04 April 2007

Cafe Normale politics






Whatever happens in the future elections in Morocco, it is going to bring all the pains back from ages past. It is a sticky situation in here and it is all about general changes and big disorientations.

After the fall of the global model and western democracy and the rise of political Christianity and political Islam people in "the Moroccan café" are thinking about all different ways of pulling out the cart out of the mud of IMF and world Bank with all the promises that we were given since since 1787, 1956 and 1999. we were going to be the good friends submissive and quite... manifest destiny a la morcaine.

All his is falling apart. The image of Marikan (US) is being re-sculptured in most of the heads of Moroccans. It was thought to us at school and fed to us with morning croissants that Marikan is top and the world has to follow. We are going to develop following the foot prints of the western countries inevitably. the "noble savages that we are", we are going to follow ever "the voice of America" broadcasts to us..

Rest a dire, the Moroccan elitist scholarly political craftsmen understand the impact of all their politics on our own choices. i mean, there is definitely a huge gap between how people in morocco make sense of their politics and how those who talk for them understand it. Rulers have to follow what wall street thinks is good for us. ideas have always been crafted somewhere else.

Moroccans for this end are trying to make their own way to understand and catch up. They have been herded for years by an Muslim arabized pro-western leaders to the end of the trail. Now we are all stuck, well.. with the rest of the third world in this machine that holds us accountable for things we have not at all decided. When a political party decided they want to go the Amazigh way, for instance, they were banned. It is scary to be different.. but when PJD decided to operate, they became rulers and a predicted majority.

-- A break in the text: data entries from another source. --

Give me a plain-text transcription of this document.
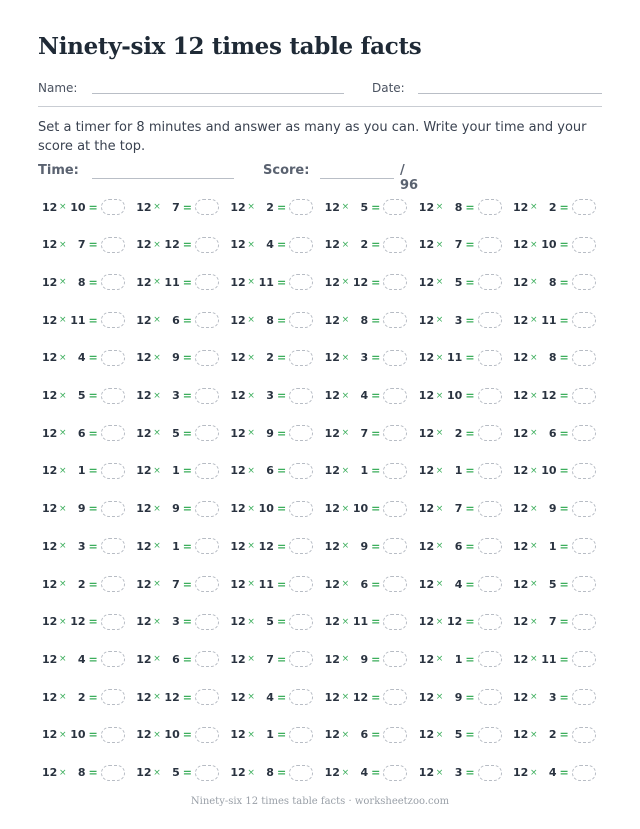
Ninety-six 12 times table facts
Name:	Date:
Set a timer for 8 minutes and answer as many as you can. Write your time and your score at the top.
Time:	Score:	/ 96
12 × 10 =	12 ×	7 =	12 ×	2 =	12 ×	5 =	12 ×	8 =	12 ×	2 =
12 ×	7 =	12 × 12 =	12 ×	4 =	12 ×	2 =	12 ×	7 =	12 × 10 =
12 ×	8 =	12 × 11 =	12 × 11 =	12 × 12 =	12 ×	5 =	12 ×	8 =
12 × 11 =	12 ×	6 =	12 ×	8 =	12 ×	8 =	12 ×	3 =	12 × 11 =
12 ×	4 =	12 ×	9 =	12 ×	2 =	12 ×	3 =	12 × 11 =	12 ×	8 =
12 ×	5 =	12 ×	3 =	12 ×	3 =	12 ×	4 =	12 × 10 =	12 × 12 =
12 ×	6 =	12 ×	5 =	12 ×	9 =	12 ×	7 =	12 ×	2 =	12 ×	6 =
12 ×	1 =	12 ×	1 =	12 ×	6 =	12 ×	1 =	12 ×	1 =	12 × 10 =
12 ×	9 =	12 ×	9 =	12 × 10 =	12 × 10 =	12 ×	7 =	12 ×	9 =
12 ×	3 =	12 ×	1 =	12 × 12 =	12 ×	9 =	12 ×	6 =	12 ×	1 =
12 ×	2 =	12 ×	7 =	12 × 11 =	12 ×	6 =	12 ×	4 =	12 ×	5 =
12 × 12 =	12 ×	3 =	12 ×	5 =	12 × 11 =	12 × 12 =	12 ×	7 =
12 ×	4 =	12 ×	6 =	12 ×	7 =	12 ×	9 =	12 ×	1 =	12 × 11 =
12 ×	2 =	12 × 12 =	12 ×	4 =	12 × 12 =	12 ×	9 =	12 ×	3 =
12 × 10 =	12 × 10 =	12 ×	1 =	12 ×	6 =	12 ×	5 =	12 ×	2 =
12 ×	8 =	12 ×	5 =	12 ×	8 =	12 ×	4 =	12 ×	3 =	12 ×	4 =
Ninety-six 12 times table facts · worksheetzoo.com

Now that most of the political parties in this country have been "tried enough", people are looking for other alternatives. People in low classes, the poor and the very poor are not even in the picture. And those are Amazigh people of the mountains and sahara deserts. The middle classes have a tight passage to economical stability. They are loosing everyday, as more and more space is provided for free zones and international big businesses. The Makhzenian, sherifan and Fassi aristocracies are almost loosing grounds for more radical groups that are thought to have finally found the dream and every one will be saved. PJD in its initial form had a unique approach to politics and iconics. In 1992 Abdelilah Benkiran, one of the founding fathers of the PJD ideology said that democracy is a necessary evil”, “ democracy is a bida’a ( a bad invention) made by the west to rule the world” however it is according to his a “democracy is a necessary evil”. They are going to embrace the game of democracy and when they get to the government they are going to change the whole thing and rule by shari’a. this is a huge game that requires a lot of preps and props. They PJG followers are going to wear Nikies , jeans and leather Jackets , shave their beards and look cool and hip. Instead if the old afghani look of the other Ikhwnjiya of Aladl wa Lihsan , shabiba and other groups. they will be all over the place.

They made it in morocco for what ever reason.

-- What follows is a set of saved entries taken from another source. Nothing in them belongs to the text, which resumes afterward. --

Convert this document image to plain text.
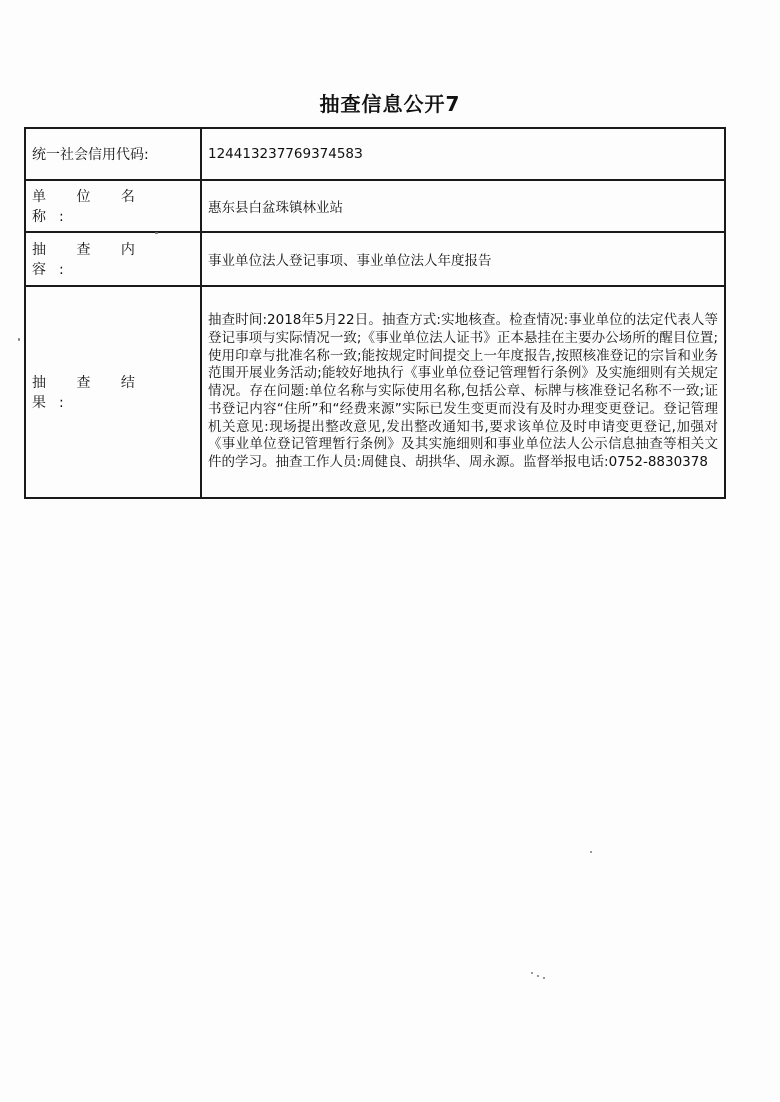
抽查信息公开7
统一社会信用代码:	12441323776937458З
单 位 名 称:	惠东县白盆珠镇林业站
抽 查 内 容:	事业单位法人登记事项、事业单位法人年度报告
抽 查 结 果:	抽查时间:2018年5月22日。抽查方式:实地核查。检查情况:事业单位的法定代表人等登记事项与实际情况一致;《事业单位法人证书》正本悬挂在主要办公场所的醒目位置;使用印章与批准名称一致;能按规定时间提交上一年度报告,按照核准登记的宗旨和业务范围开展业务活动;能较好地执行《事业单位登记管理暂行条例》及实施细则有关规定情况。存在问题:单位名称与实际使用名称,包括公章、标牌与核准登记名称不一致;证书登记内容“住所”和“经费来源”实际已发生变更而没有及时办理变更登记。登记管理机关意见:现场提出整改意见,发出整改通知书,要求该单位及时申请变更登记,加强对《事业单位登记管理暂行条例》及其实施细则和事业单位法人公示信息抽查等相关文件的学习。抽查工作人员:周健良、胡拱华、周永源。监督举报电话:0752-8830378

They are gaining more ground regardless of the constant warnings of people at both the university and the café. This is the reality, weather we like it or not, political Islam and political Christianity are growing as part of a globalized word order, they are the same side of the coin. May be the wrong side of the coin but they are the currency that lots of people want to use. Maybe they feel they have to use it.

1 comment:

Anonymous said...

My argument has always been that like it or not, you can't close the political space to ideas that have popular appeal, because in that case the "cure" (exclusion, repression, corruption) is worse than the disease. Democracies need to find ways to channel the energies surging up from within, and the entry of new forces into politics is usually healthy because it opens up the range of debate. It should be possible in Morocco, for example, to propose alternatives to the current system even if the people end up sticking with what they already know (which usually happens). A power that fears new energy is a power ripe to fall.

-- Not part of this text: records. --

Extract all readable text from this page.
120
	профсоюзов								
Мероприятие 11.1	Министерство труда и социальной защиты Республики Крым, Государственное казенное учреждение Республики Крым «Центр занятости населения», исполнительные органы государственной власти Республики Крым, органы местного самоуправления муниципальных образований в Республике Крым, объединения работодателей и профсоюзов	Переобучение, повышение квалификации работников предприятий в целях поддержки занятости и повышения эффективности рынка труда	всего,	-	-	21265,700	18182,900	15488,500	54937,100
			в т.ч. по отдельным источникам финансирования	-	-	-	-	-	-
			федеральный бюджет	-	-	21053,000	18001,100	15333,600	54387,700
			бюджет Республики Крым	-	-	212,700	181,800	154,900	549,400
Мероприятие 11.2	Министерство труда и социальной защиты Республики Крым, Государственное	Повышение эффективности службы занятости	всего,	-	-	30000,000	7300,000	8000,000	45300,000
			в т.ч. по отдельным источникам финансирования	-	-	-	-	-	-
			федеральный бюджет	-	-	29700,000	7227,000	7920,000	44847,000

That said, I've heard complaints from a lot of people that the PJD has put on a modern face to gain power, but that this is a false face. The quote you give about "a necessary evil" is interesting, but that was 1992. Since then we've seen the Algerian civil war (an example no one wants to repeat), the rise of Islamists to power in Turkey (a positive example), and the transformation of the Muslim Brotherhood in Egypt into a nearly respectable political party (though they are still illegal). A lot has changed since 1992, so are those quotes still valid today? Has the PJD grown up? I guess we'll soon know!